The new automated procedure of identifying potential safety concerns using Alteryx predictive tools was intended to add consistency to already robust product safety processes and training at Polaris.  The capability to identify more safety cases in warranty data and promptly respond to customer safety concerns goes to the heart of the customer-centric Polaris culture. With the focus on deepening the relationships with our existing customers and continuously driving product improvements, the early identification of potential safety concerns allows us to take an even more proactive action to identify products suffering problems in the field and immediately address them, thus maintaining customer loyalty and protecting the Polaris brand. 

 

Even taking the most conservative approach to estimating the realized benefits based on the first three months since the launch of the process, the new capability was able to flag 2% more safety issues in warranty claims. That directly translates into the improved customer service, greater customer satisfaction and retention with the financial benefit of over $450,000 in additional product revenue based on the customer lifetime value after one year of administering the process.

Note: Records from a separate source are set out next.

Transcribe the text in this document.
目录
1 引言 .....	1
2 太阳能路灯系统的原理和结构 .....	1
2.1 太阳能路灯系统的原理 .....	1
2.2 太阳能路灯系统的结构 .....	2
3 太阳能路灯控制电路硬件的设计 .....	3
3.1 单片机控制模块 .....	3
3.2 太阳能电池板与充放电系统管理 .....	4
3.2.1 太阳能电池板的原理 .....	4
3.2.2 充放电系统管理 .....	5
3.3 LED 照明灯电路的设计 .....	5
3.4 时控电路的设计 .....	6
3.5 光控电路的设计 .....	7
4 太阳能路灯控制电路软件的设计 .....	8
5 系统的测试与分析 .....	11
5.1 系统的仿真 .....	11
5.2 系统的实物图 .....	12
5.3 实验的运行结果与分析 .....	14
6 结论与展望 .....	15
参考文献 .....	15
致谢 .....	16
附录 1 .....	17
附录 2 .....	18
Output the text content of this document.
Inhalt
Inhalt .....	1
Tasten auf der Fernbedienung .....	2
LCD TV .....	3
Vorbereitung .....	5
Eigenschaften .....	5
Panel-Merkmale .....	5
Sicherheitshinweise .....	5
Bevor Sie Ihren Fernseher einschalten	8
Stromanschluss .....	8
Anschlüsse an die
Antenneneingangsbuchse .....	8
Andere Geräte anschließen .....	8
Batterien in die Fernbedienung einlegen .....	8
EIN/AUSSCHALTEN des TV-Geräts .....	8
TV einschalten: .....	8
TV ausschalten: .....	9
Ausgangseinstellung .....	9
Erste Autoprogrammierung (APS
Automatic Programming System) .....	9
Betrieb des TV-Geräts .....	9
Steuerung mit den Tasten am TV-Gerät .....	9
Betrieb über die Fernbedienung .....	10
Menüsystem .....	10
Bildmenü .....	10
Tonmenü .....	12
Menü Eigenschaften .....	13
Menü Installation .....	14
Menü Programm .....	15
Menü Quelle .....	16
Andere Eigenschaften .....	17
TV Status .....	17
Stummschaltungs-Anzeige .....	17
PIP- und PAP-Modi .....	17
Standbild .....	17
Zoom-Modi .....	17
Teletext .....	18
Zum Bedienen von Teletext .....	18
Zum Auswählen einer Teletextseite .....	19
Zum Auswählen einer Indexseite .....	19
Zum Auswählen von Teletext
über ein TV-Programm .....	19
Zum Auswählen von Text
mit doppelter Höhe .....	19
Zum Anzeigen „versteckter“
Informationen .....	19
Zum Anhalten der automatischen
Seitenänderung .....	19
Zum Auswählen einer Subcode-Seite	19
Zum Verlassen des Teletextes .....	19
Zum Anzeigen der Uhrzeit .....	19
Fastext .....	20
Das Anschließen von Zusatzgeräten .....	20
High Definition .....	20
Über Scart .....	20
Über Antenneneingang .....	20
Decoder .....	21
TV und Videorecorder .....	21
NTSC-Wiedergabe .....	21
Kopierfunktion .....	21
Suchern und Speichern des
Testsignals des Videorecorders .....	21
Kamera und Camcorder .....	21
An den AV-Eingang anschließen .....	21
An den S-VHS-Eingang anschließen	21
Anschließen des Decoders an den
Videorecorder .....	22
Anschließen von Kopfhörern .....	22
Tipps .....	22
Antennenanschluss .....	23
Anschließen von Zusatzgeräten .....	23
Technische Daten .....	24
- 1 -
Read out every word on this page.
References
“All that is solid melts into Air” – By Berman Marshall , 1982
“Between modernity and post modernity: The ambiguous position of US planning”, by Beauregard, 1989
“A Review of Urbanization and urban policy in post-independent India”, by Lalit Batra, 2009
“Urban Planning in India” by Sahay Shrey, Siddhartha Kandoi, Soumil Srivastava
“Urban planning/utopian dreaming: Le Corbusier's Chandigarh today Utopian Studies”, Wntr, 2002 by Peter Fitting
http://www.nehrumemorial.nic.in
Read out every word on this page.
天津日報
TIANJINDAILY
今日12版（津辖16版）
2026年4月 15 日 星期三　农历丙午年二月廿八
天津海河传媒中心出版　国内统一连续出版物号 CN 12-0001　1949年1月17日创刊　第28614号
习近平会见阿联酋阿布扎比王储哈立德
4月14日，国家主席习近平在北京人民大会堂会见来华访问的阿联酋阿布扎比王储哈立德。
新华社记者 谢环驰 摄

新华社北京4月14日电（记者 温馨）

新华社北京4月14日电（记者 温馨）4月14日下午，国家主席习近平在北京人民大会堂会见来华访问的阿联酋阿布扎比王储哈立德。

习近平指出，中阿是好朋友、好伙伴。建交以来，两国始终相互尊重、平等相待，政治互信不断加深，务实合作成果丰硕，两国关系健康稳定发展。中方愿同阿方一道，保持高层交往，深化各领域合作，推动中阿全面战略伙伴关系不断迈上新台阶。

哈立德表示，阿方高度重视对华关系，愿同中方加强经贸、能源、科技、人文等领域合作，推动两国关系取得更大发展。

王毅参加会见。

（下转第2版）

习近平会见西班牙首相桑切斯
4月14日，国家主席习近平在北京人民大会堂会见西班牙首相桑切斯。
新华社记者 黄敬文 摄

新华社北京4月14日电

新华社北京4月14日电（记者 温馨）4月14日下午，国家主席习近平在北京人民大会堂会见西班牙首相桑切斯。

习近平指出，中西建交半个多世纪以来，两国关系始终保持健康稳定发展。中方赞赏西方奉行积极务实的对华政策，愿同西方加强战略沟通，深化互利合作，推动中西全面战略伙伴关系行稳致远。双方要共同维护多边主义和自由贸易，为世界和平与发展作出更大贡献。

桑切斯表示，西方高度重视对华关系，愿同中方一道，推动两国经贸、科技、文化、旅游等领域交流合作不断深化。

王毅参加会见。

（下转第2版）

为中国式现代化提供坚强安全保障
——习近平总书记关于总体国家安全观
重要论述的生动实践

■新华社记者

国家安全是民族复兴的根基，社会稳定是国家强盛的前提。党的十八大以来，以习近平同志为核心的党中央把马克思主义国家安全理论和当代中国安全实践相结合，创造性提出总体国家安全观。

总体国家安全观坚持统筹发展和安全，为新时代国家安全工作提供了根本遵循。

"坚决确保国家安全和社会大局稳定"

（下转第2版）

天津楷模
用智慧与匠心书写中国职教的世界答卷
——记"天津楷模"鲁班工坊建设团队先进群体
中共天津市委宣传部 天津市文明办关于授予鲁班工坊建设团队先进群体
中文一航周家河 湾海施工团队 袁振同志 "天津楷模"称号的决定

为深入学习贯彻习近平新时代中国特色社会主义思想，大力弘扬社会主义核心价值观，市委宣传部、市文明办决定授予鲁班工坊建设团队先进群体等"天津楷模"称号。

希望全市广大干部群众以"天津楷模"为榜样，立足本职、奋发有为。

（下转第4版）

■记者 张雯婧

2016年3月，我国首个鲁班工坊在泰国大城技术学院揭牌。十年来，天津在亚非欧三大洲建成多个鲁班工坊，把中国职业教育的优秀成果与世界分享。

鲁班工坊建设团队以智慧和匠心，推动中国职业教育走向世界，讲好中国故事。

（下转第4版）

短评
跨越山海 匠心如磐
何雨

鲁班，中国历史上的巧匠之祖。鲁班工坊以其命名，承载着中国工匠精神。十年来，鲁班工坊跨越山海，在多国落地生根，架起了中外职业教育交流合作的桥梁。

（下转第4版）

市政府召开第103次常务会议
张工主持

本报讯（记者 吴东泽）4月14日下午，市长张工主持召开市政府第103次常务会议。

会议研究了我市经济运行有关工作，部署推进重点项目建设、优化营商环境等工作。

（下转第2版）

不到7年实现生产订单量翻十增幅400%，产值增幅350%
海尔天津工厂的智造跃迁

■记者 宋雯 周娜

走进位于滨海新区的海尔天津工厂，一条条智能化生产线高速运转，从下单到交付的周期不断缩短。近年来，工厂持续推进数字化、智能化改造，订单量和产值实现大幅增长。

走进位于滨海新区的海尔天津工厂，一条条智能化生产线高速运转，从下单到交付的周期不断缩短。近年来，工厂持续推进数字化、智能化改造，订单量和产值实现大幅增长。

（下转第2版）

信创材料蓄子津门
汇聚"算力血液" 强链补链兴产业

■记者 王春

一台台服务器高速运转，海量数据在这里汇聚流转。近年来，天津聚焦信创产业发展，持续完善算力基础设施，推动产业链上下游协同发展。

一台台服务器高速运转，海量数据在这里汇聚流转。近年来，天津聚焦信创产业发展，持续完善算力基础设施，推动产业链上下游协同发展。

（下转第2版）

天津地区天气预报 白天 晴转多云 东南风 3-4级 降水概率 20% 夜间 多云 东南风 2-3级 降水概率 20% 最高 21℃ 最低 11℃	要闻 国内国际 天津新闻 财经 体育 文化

Most importantly, we are able to continue serving our customers with the highest level of safety and ethics in fueling their passion for riding.

 

Alteryx’s intuitive interface, built-in predictive functionality and Community support have enabled individuals without formal data science training on the Polaris Post-Sales Surveillance team to stretch the boundaries of our comfort zone to develop previously unattainable advanced modeling functionality. By witnessing the power of advanced analytics in the Post-Sales Surveillance group, Polaris is starting to accelerate its journey towards becoming an analytical powerhouse across the organizational structure.

 

“Polaris is making safety and quality a competitive advantage. As the result of our comprehensive approach and significant investment, we are seeing the tangible results of our efforts, both in the quality of vehicles we are building today and in our approach to preventing, monitoring and responding to safety matters,” said Ken Pucel, executive vice president of Global Operations, Engineering and Lean, Polaris.